So far as the deposit in the defendant's own bank is concerned, we need take but little time over this exception. It fairly appeared that the defendant's treasurer had active charge and oversight of deposits and withdrawals. He knew that this deposit stood in Story's name; knew that Enright withdrew it as executor; he must have known that it was applied on Enright's note. The cash book of the defendant showed the withdrawal and the application of the precise sum withdrawn. This latter fact was evidence tending to establish the identity of the indorsement. American Surety Co. v. Gaskill's Admr., 85 Vt. 358, 82 A. 218; Story's Admr. v. Hall, 86 Vt. 31, 83 A. 653, 40 L.R.A. (N.S.) 1136, Ann. Cas. 1915B, 1187. It is argued that the withdrawal may have been made at one window and the payment made at another, so that the defendant's officers were deceived. But there was no evidence to show this, — without which the inference drawn by the chancellor was fully warranted.
As we have seen, the Springfield deposit was paid by a check payable to J.C. Enright, executor. The order on which this withdrawal was made was properly received in evidence, — not to show notice to the defendant, but to identify the fund represented by the check as property of the Story estate. It is argued that this check when received and applied by the defendant was not ear-marked and gave no notice that it represented trust funds, or even put the defendant on inquiry regarding that question. The reason assigned as the basis of this argument is that the check did not specify the estate of which Enright was executor — therein differing from the one involved in Hale v. Windsor Savings Bank, supra. That there are cases supporting this contention of the defendant may be admitted. But by the better reasoning, the addition of the word "Executor," or its abbreviation, "Exr.," to the name of the payee of the check was enough to charge the defendant with notice that the funds belonged to some estate of which Enright was executor; that they were trust funds and not private funds. It is to be observed that the question presented is not as to the right of a bank to credit such a check to the private account of the payee or to pay out the money on his private check; it concerns, only, the right of the bank to apply such a check on a debt held by it against the payee, individually. In State Bank v. McCabe, 135 Mich. 479, 98 N.W. 20, it was held that when one deposited money in his own name with the word "trustee" added thereto, the bank could not apply it to the individual debt of the depositor. In Bundy v. Monticella, 84 Ind. 119, it was held that the fact that the fund was deposited in the name of "J.C. Wilson, trustee," was enough to charge the bank with notice that it was money held in a fiduciary capacity and could not be applied to Wilson's private debt. It was said that the word "trustee" was not merely descriptio personae; that it meant something; and that it imported the existence of a trust, and was notice of the character of the fund. This holding was approved in Shepard v. Meridian National Bank, 149 Ind. 532, 48 N.E. 346.

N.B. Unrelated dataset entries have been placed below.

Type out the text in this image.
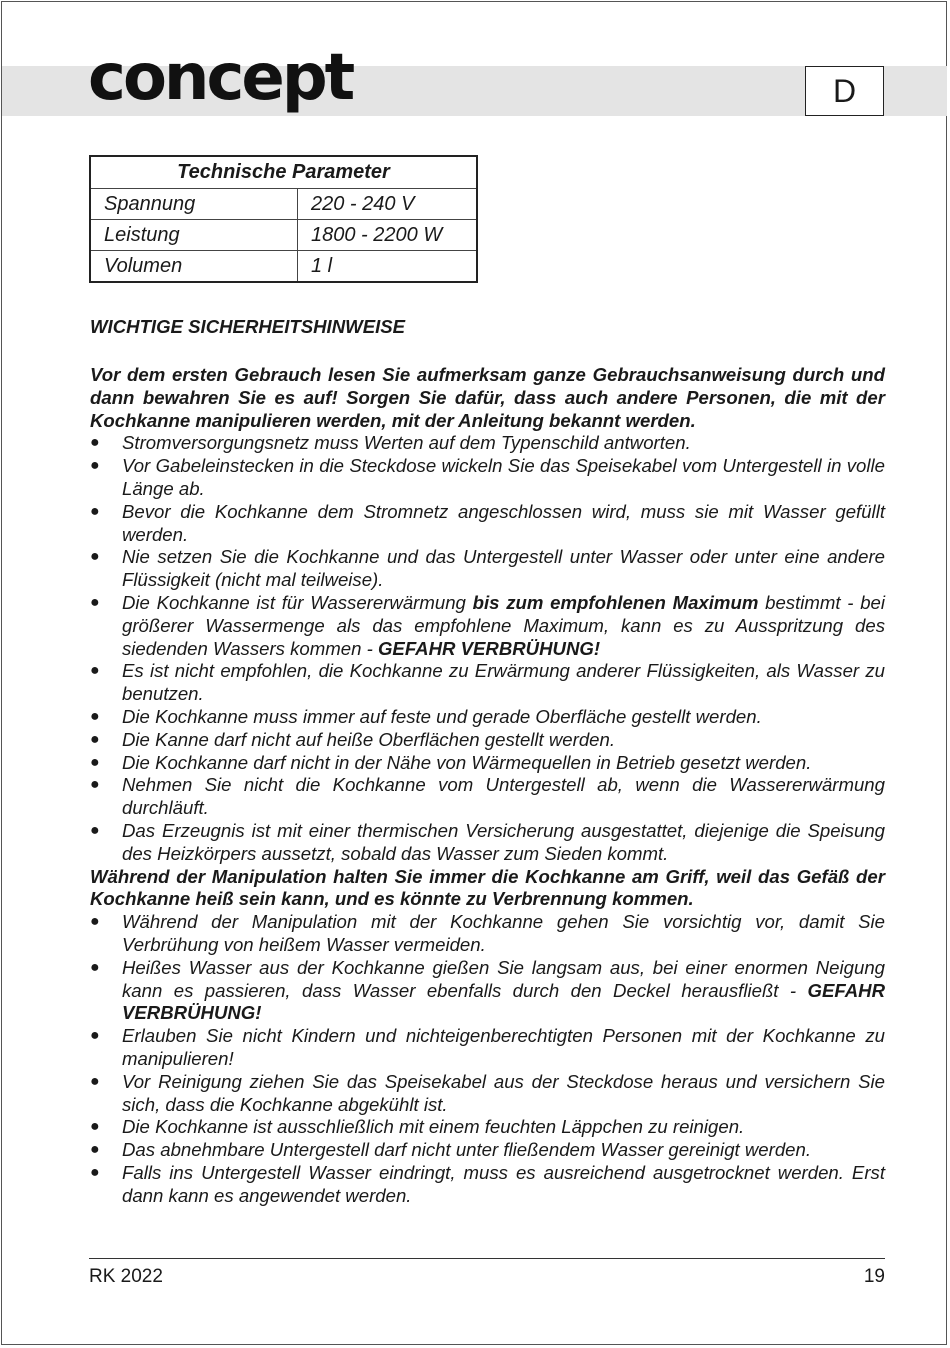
concept	D
Technische Parameter	
Spannung	220 - 240 V
Leistung	1800 - 2200 W
Volumen	1 l
WICHTIGE SICHERHEITSHINWEISE

Vor dem ersten Gebrauch lesen Sie aufmerksam ganze Gebrauchsanweisung durch und dann bewahren Sie es auf! Sorgen Sie dafür, dass auch andere Personen, die mit der Kochkanne manipulieren werden, mit der Anleitung bekannt werden.

● Stromversorgungsnetz muss Werten auf dem Typenschild antworten.
● Vor Gabeleinstecken in die Steckdose wickeln Sie das Speisekabel vom Untergestell in volle Länge ab.
● Bevor die Kochkanne dem Stromnetz angeschlossen wird, muss sie mit Wasser gefüllt werden.
● Nie setzen Sie die Kochkanne und das Untergestell unter Wasser oder unter eine andere Flüssigkeit (nicht mal teilweise).
● Die Kochkanne ist für Wassererwärmung bis zum empfohlenen Maximum bestimmt - bei größerer Wassermenge als das empfohlene Maximum, kann es zu Ausspritzung des siedenden Wassers kommen - GEFAHR VERBRÜHUNG!
● Es ist nicht empfohlen, die Kochkanne zu Erwärmung anderer Flüssigkeiten, als Wasser zu benutzen.
● Die Kochkanne muss immer auf feste und gerade Oberfläche gestellt werden.
● Die Kanne darf nicht auf heiße Oberflächen gestellt werden.
● Die Kochkanne darf nicht in der Nähe von Wärmequellen in Betrieb gesetzt werden.
● Nehmen Sie nicht die Kochkanne vom Untergestell ab, wenn die Wassererwärmung durchläuft.
● Das Erzeugnis ist mit einer thermischen Versicherung ausgestattet, diejenige die Speisung des Heizkörpers aussetzt, sobald das Wasser zum Sieden kommt.

Während der Manipulation halten Sie immer die Kochkanne am Griff, weil das Gefäß der Kochkanne heiß sein kann, und es könnte zu Verbrennung kommen.

● Während der Manipulation mit der Kochkanne gehen Sie vorsichtig vor, damit Sie Verbrühung von heißem Wasser vermeiden.
● Heißes Wasser aus der Kochkanne gießen Sie langsam aus, bei einer enormen Neigung kann es passieren, dass Wasser ebenfalls durch den Deckel herausfließt - GEFAHR VERBRÜHUNG!
● Erlauben Sie nicht Kindern und nichteigenberechtigten Personen mit der Kochkanne zu manipulieren!
● Vor Reinigung ziehen Sie das Speisekabel aus der Steckdose heraus und versichern Sie sich, dass die Kochkanne abgekühlt ist.
● Die Kochkanne ist ausschließlich mit einem feuchten Läppchen zu reinigen.
● Das abnehmbare Untergestell darf nicht unter fließendem Wasser gereinigt werden.
● Falls ins Untergestell Wasser eindringt, muss es ausreichend ausgetrocknet werden. Erst dann kann es angewendet werden.
RK 2022	19
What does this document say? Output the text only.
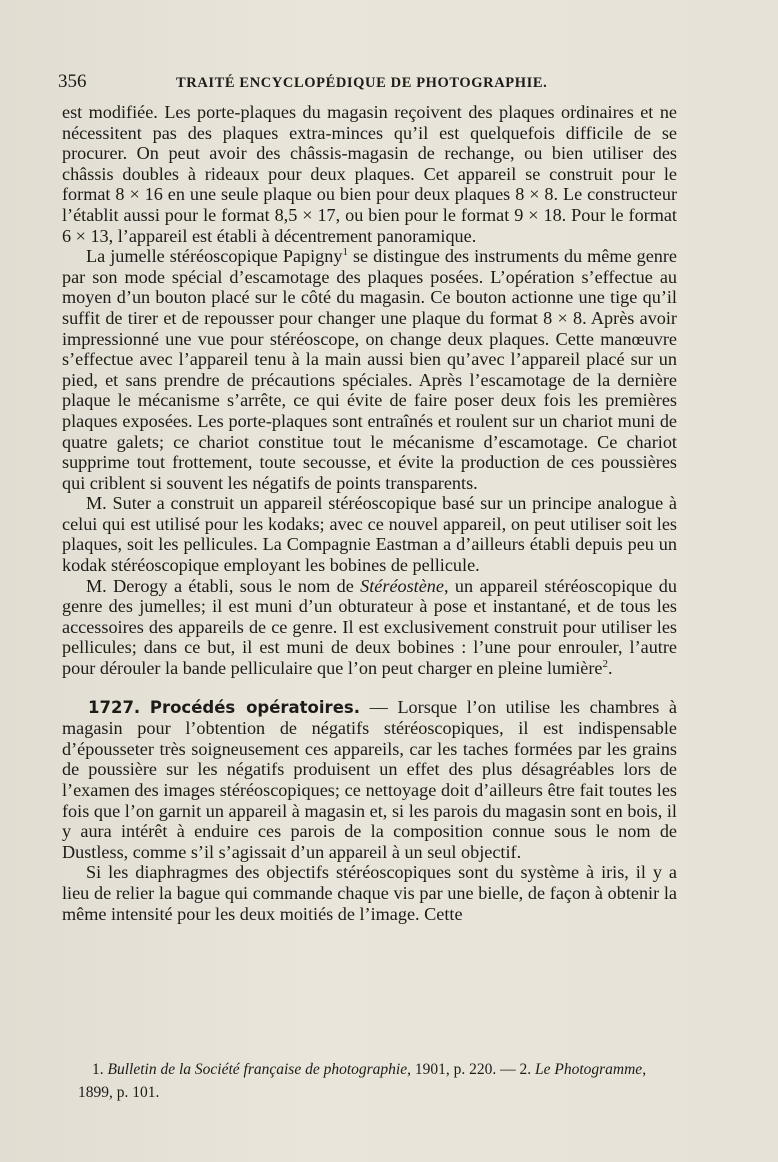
356	TRAITÉ ENCYCLOPÉDIQUE DE PHOTOGRAPHIE.

est modifiée. Les porte-plaques du magasin reçoivent des plaques ordinaires et ne nécessitent pas des plaques extra-minces qu’il est quelquefois difficile de se procurer. On peut avoir des châssis-magasin de rechange, ou bien utiliser des châssis doubles à rideaux pour deux plaques. Cet appareil se construit pour le format 8 × 16 en une seule plaque ou bien pour deux plaques 8 × 8. Le constructeur l’établit aussi pour le format 8,5 × 17, ou bien pour le format 9 × 18. Pour le format 6 × 13, l’appareil est établi à décentrement panoramique.

La jumelle stéréoscopique Papigny$^1$ se distingue des instruments du même genre par son mode spécial d’escamotage des plaques posées. L’opération s’effectue au moyen d’un bouton placé sur le côté du magasin. Ce bouton actionne une tige qu’il suffit de tirer et de repousser pour changer une plaque du format 8 × 8. Après avoir impressionné une vue pour stéréoscope, on change deux plaques. Cette manœuvre s’effectue avec l’appareil tenu à la main aussi bien qu’avec l’appareil placé sur un pied, et sans prendre de précautions spéciales. Après l’escamotage de la dernière plaque le mécanisme s’arrête, ce qui évite de faire poser deux fois les premières plaques exposées. Les porte-plaques sont entraînés et roulent sur un chariot muni de quatre galets; ce chariot constitue tout le mécanisme d’escamotage. Ce chariot supprime tout frottement, toute secousse, et évite la production de ces poussières qui criblent si souvent les négatifs de points transparents.

M. Suter a construit un appareil stéréoscopique basé sur un principe analogue à celui qui est utilisé pour les kodaks; avec ce nouvel appareil, on peut utiliser soit les plaques, soit les pellicules. La Compagnie Eastman a d’ailleurs établi depuis peu un kodak stéréoscopique employant les bobines de pellicule.

M. Derogy a établi, sous le nom de Stéréostène, un appareil stéréoscopique du genre des jumelles; il est muni d’un obturateur à pose et instantané, et de tous les accessoires des appareils de ce genre. Il est exclusivement construit pour utiliser les pellicules; dans ce but, il est muni de deux bobines : l’une pour enrouler, l’autre pour dérouler la bande pelliculaire que l’on peut charger en pleine lumière$^2$.

1727. Procédés opératoires. — Lorsque l’on utilise les chambres à magasin pour l’obtention de négatifs stéréoscopiques, il est indispensable d’épousseter très soigneusement ces appareils, car les taches formées par les grains de poussière sur les négatifs produisent un effet des plus désagréables lors de l’examen des images stéréoscopiques; ce nettoyage doit d’ailleurs être fait toutes les fois que l’on garnit un appareil à magasin et, si les parois du magasin sont en bois, il y aura intérêt à enduire ces parois de la composition connue sous le nom de Dustless, comme s’il s’agissait d’un appareil à un seul objectif.

Si les diaphragmes des objectifs stéréoscopiques sont du système à iris, il y a lieu de relier la bague qui commande chaque vis par une bielle, de façon à obtenir la même intensité pour les deux moitiés de l’image. Cette

1. Bulletin de la Société française de photographie, 1901, p. 220. — 2. Le Photogramme,

1899, p. 101.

In Brovan v. Kyle, 166 Wis. 347, 165 N.W. 383, a check payable to "Carroll Lucas, Guardian," and so indorsed, was deposited in a bank to the credit of Lucas' private account. A part of the deposit was used to pay Lucas' note to the bank. It was held that the bank took with notice. "The word 'guardian'," says the court, "is a well-understood word of common speech, and implies to the average lay mind that a fund held in the capacity of a guardian does not belong to the guardian, but to the ward. * * * The fact that the cashier did not know who the ward was, is immaterial."
In Shaw v. Spencer, 100 Mass. 382, 97 A.D. 107, 1 A.R. 115, certificates of stock issued to "E. Carter, Trustee," were pledged for the private debt of Shaw, and it was held that the pledgee took them with notice; that the addition of the word "trustee," alone, had the same effect as the words "A.B., trustee for C.D." This case was expressly approved in Duncan v. Jaudon, 15 Wall. 165, 21 L. ed. 142, and followed in Swift v. Williams, 68 Md. 255, 11 A. 835; Marbury v. Ehlen, 72 Md. 206, 19 A. 648, 20 A.S.R. 467, and Alexander v. Fidelity Deposit Co., 108 Md. 541, 70 A. 209. To the same effect are Sturtevant v. Jaques, 14 Allen (Mass.) 523, and 3 R.C.L. 551.
The Bellows Falls deposit was handled by the defendant's cashier. It was remitted directly to the defendant, and it is idle to claim that it did not know that it was applying trust funds to a private debt. But it is said that there was no evidence warranting the finding that this deposit had been hypothecated for this debt. However this may be, the finding may be rejected without affecting the result; for without it, enough remains to make a plain misappropriation participated in by the defendant. Therefore the exception to the finding is unavailing. Waterman v. Moody, 92 Vt. 218, 103 A. 325; Crampton v. Lamonda, 95 Vt. 160, 114 A. 42; Platt v. Shields and Conant, supra.
The defendant filed 18 requests for special findings, which were severally refused and the defendant excepted. All that is said of these in the brief is that they were for "essential facts bearing on the legal question of notice to the bank." But several refer to a deposit in the Ottaquechee Savings Bank, which was not made a basis of recovery, and under such briefing we take no further time with them. The defendant also filed 8 additional requests for findings after a tentative draft of the findings had been submitted to counsel. These were severally refused and exceptions were saved. If under the brief, we are required to say anything of these, it is enough to say that they sought to have the chancellor report the evidence on which certain material findings were made. They were, therefore, addressed to his discretion, and it was not error for him to refuse them. Winship v. Watermark, 56 Vt. 181; Allen's Admr. v. Allen's Admr., 79 Vt. 173, 64 A. 1110; Fife v. Cate, 85 Vt. 418, 82 A. 741; Colvin v. Gray, 95 Vt. 518, 116 A. 75.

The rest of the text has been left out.